En este caso, se ponen en evidencia varios elementos. Por un lado, las dificultades para lograr la ocupación de los cargos, que obligaban a transgredir las normas al punto que se hacían las diligencias con tanta celeridad que no se daba lugar a otras postulaciones. Por otro, el peso de las relaciones sociales, no solo del postulante, sino de su familia, que posibilitaron la venta del cargo y la aprobación final en Santafé, donde no solo no hubo oposición sino que se justificó el remate. Por último, el hecho de que Cajigas pretendiera el oficio que había desempeñado su hermano evidencia una cierta heredabilidad de los cargos o cuando menos la intención de patrimonializarlos. El caso muestra la importancia que tenía ser vecino de la ciudad y cómo se facilitaba el acceso a esta condición al pertenecer a las redes sociales, que eran necesarias para la integración de la comunidad (Herzog, "La vecindad"; Herzog, Vecinos).

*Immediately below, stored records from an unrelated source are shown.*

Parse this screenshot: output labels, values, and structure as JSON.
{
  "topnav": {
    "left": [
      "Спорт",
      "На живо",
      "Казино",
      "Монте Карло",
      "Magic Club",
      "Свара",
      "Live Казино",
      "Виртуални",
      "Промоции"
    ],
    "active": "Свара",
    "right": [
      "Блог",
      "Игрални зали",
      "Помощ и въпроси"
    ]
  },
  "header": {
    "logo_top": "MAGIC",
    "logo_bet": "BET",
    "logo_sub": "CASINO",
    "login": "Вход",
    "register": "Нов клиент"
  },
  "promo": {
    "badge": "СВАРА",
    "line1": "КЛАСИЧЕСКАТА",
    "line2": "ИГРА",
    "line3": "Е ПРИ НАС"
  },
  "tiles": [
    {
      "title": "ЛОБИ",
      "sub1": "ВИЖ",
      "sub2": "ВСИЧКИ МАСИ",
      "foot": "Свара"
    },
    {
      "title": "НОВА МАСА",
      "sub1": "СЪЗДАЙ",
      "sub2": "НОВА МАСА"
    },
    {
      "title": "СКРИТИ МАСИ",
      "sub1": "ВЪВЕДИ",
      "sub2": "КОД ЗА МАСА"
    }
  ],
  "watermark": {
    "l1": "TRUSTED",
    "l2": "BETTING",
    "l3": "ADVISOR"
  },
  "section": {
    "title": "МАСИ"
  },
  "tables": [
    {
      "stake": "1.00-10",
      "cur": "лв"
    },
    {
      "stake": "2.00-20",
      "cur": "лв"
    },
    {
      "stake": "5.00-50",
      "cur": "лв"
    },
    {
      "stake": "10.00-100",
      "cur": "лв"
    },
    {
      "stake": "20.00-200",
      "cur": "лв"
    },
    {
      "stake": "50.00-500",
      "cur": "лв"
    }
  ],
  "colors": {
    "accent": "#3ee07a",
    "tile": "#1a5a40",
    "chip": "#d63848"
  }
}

La gestión de nuevos cargos

La de 1790 fue una década de crecimiento del poder institucional en la ciudad de Valledupar, crecimiento que culminó en 1799 con la formalización del sistema de milicias como consecuencia de la creación del regimiento de Dragones de Valledupar. La fundación de este regimiento permitió que muchos de los vecinos que hacían parte de la administración civil o sus familiares accedieran también a la oficialidad militar (Suárez, "Los dragones"). Como sabemos, los nuevos cargos en la administración civil-militar constituyeron un medio propicio para reforzar los vínculos y las redes de los vecinos, y satisficieron tanto los intereses particulares como el interés del Estado de ampliar su actuación en las fronteras. Este proceso fue resultado no solo de la disposición de la Corona, sino sobre todo de la gestión de los vecinos que procuraron la apertura de otros espacios de poder. De ahí el que, desde la década de 1780, se registrara el esfuerzo del cabildo por crear el cargo de comisario de barrio, para "cuidar de los delitos y pecados públicos". En la misma década, específicamente en 1787, el cabildo inició las gestiones para que se le permitiese elegir a los alcaldes pedáneos en San Juan, San Antonio de Badillo y San Antonio de Jobo, tres de los principales sitios de la jurisdicción de Valledupar. Comisarios de barrios y alcaldes pedáneos constituyeron, a finales de ese decenio y en los primeros años del decenio siguiente, los cargos que, obedeciendo a la necesidad de funcionarios que ayudaran a salvaguardar la paz y el orden público, más interesaron a los vecinos y cabildantes15.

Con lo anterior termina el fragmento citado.